Before we get into it, let’s think about the intuition. Suppose we’re currently at a low number. We can arrive here by coming from the low side or the high side. If it’s from the high side, then any place on that side could have been the previous bet. By contrast, if the last number was low, it could have only been to our left. So, the closer we are to the middle, the more potential places we could have come from, the more likely our current position, peaking at the middle. So, somewhat counterintutively, we should expect winning bets to be in the middle.
Let $\gamma(x)$ be the distribution of bets that end up winning, $y$ the winning bet at round $n,$ and $x$ the winning bet in round $(n+1)$. The probability that the winning bet has value $x$ is the probability that the last winning bet had value $y$ and $x$ was a valid bet from it.
If the last value was high (above $1/2$) then the jump distribution is uniform $1/y$ from zero to $y$, and if it was low (below $1/2$) then it’the jump distribution is uniform $1/(1-y)$ from $y$ to $1$.

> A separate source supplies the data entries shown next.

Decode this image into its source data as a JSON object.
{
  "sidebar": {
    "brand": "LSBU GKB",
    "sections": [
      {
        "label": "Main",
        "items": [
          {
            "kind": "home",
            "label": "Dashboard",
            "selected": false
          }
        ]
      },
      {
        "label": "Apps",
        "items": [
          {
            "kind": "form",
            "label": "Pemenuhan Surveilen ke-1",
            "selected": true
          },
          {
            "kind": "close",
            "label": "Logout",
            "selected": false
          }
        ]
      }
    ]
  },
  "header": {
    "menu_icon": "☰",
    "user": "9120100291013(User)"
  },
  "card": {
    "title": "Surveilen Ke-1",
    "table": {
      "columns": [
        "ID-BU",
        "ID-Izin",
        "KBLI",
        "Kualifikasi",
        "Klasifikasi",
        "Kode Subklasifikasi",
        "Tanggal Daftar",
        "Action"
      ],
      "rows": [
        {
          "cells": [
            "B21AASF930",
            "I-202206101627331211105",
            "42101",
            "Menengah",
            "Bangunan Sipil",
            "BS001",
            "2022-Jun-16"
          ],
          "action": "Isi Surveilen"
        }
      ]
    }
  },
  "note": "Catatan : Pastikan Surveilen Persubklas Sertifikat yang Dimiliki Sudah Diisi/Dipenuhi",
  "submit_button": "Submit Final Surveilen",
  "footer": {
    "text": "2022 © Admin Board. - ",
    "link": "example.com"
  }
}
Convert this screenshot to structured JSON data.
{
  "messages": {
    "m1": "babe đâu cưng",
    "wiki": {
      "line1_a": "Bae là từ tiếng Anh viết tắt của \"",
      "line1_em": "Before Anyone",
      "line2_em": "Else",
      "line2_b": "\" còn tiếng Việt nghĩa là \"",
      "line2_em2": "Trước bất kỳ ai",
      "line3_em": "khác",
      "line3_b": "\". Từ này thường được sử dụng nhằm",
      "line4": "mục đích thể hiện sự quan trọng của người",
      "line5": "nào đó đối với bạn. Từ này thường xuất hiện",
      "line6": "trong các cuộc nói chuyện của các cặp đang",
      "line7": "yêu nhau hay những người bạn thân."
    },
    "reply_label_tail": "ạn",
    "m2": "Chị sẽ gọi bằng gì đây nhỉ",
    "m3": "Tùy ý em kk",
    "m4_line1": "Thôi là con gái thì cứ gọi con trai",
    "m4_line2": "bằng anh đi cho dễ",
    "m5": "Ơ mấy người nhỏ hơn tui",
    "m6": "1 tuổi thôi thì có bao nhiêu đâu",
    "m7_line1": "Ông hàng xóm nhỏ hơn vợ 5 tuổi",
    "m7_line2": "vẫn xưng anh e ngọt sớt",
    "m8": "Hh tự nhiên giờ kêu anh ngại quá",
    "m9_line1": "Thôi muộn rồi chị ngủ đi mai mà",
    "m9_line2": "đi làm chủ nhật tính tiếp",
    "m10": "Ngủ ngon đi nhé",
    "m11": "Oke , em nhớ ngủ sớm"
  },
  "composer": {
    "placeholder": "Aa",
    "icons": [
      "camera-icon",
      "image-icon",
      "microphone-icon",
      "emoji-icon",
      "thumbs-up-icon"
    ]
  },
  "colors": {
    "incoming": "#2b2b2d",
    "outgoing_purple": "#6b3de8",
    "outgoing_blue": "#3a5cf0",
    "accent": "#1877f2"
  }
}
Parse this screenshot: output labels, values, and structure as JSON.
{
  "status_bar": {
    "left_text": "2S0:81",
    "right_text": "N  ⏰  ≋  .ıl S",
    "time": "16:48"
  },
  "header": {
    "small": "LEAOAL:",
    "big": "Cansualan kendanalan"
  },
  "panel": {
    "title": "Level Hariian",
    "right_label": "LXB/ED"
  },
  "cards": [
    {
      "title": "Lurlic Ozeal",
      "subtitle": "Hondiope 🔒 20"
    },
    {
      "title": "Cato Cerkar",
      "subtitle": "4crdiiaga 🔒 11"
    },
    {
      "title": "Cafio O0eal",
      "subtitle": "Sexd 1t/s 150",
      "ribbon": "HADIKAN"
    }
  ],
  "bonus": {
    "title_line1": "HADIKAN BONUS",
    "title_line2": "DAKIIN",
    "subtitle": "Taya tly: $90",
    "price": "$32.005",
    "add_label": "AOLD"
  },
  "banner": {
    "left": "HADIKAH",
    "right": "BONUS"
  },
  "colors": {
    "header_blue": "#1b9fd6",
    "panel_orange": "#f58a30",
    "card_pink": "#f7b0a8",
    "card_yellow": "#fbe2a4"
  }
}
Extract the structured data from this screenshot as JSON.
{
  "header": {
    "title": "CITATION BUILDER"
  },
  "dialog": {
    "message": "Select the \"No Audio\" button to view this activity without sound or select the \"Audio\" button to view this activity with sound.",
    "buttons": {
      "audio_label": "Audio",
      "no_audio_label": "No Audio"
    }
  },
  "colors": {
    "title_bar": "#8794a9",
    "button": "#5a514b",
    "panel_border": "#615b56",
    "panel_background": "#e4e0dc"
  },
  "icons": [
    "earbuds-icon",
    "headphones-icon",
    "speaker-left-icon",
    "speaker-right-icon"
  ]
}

Without loss of generality, let’s assume $x$ is low, then
\[\gamma(x) = \overbrace{\int\limits_{1/2}^{1} \text{d}y \frac{1}{y}\gamma(y)}^\text{coming from above 1/2} + \overbrace{\int\limits_0^{x} \text{d}y \frac{1}{1-y}\gamma(y)}^\text{coming from below $x$}.\]Taking the derivative we get
\[\frac{\text{d}\gamma(x)}{\text{d}x} = \frac{\gamma(x)}{1-x},\]Swapping the $\text{d}x$ and $\gamma(x)$ and integrating, we get $\log\,\gamma(x) = -\log(1-x) + \text{const.}$ which means $\gamma(x)$ is proportional to $1/(1-x)$ on the low side. On the high side, we can replace $(1-x)$ with $x,$ so the distribution there is proportional to $1/x.$ Each side has total probability $1/2$ but integrates to $\log 2$ so the normalization constant is ${1/(2\log 2).}$
We can write this as
\[\gamma(x) = \frac1{2\log2}\frac{1}{\max(x,1-x)}.\]In agreement with our reasoning from before, this shows that winning numbers cluster about the center despite providing less of an advantage.
So what’s the chance to win a round in steady state? As before, chance to win given the last winning number $x$ is $\max(x,1-x)$ so the expected chance to win is
\[\begin{align} P(\text{win}) &= \int\limits_0^1\text{d}x\, \max(x,1-x) \gamma(x) \\ &= \frac{1}{2\log2}\int\limits_0^1\text{d}x\, \\ &= \frac{1}{2\log2} \\ &\approx 0.7213475204\ldots \end{align}\]This is remarkably close to the answer from before, indicating that the game is basically in steady state after just two rounds of play.